Regularly audit your business to discover which assumptions slow your business. These are the bottlenecks.

Schedule time to think and wonder how you can reinvent your firm. Research new technology that reduces costs. Price for value, rather than time. Or, develop a highly effective marketing strategy.

Challenging your own assumptions becomes easier with practice. Here’s a hint: business owners are typically the bottleneck to their firms growth. Once you clear the various bottlenecks, you will wonder why you didn’t do that sooner.

Bold action

Don’t be caught off-guard by other people’s resistance when you aim for 10x growth. Expect your friends, family and associates to discourage your vision. Big thinking makes most people uncomfortable.

Elon Musk’s close friend showed him a dozen videos of rockets blowing up because he believed that SpaceX would never succeed. Fortunately, Musk didn’t second-guess his vision. He persevered despite the push-back.

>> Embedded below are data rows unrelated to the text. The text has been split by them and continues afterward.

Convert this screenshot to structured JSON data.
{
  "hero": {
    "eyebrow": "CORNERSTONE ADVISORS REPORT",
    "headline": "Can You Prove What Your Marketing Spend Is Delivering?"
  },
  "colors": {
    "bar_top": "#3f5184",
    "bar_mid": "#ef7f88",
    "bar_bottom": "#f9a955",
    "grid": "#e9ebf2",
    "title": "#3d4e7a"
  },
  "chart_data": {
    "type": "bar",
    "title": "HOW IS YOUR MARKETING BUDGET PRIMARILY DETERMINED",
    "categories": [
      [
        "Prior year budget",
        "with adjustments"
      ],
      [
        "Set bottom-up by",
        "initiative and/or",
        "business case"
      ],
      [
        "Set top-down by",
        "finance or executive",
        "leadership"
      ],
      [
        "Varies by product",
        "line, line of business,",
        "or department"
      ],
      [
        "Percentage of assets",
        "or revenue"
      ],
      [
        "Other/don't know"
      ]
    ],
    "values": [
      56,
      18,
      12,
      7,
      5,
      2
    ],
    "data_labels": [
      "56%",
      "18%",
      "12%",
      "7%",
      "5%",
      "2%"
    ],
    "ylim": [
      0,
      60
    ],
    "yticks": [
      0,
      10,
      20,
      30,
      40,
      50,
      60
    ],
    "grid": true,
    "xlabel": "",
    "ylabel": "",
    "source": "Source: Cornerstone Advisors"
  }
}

As you shoot for the moon, embrace the risks. As a thought leader, discover how to transform obstacles into opportunities. Continue to pursue your vision, even when people close to you express doubt and concern. As failures occur, momentarily acknowledge the disappointment. Then recover quickly and discover the underlying lessons.

Moonshot thinking is easier said than done. Connect with other thought leaders who think big, just like you. Set time aside to clarify your vision, then accept the challenge. John F. Kennedy didn’t know how to go reach the moon when he initially committed to the Space Race. Even if you don’t reach the moon, you’ll grow from the process. And yes, you’ll achieve more than if you settled for the sure thing.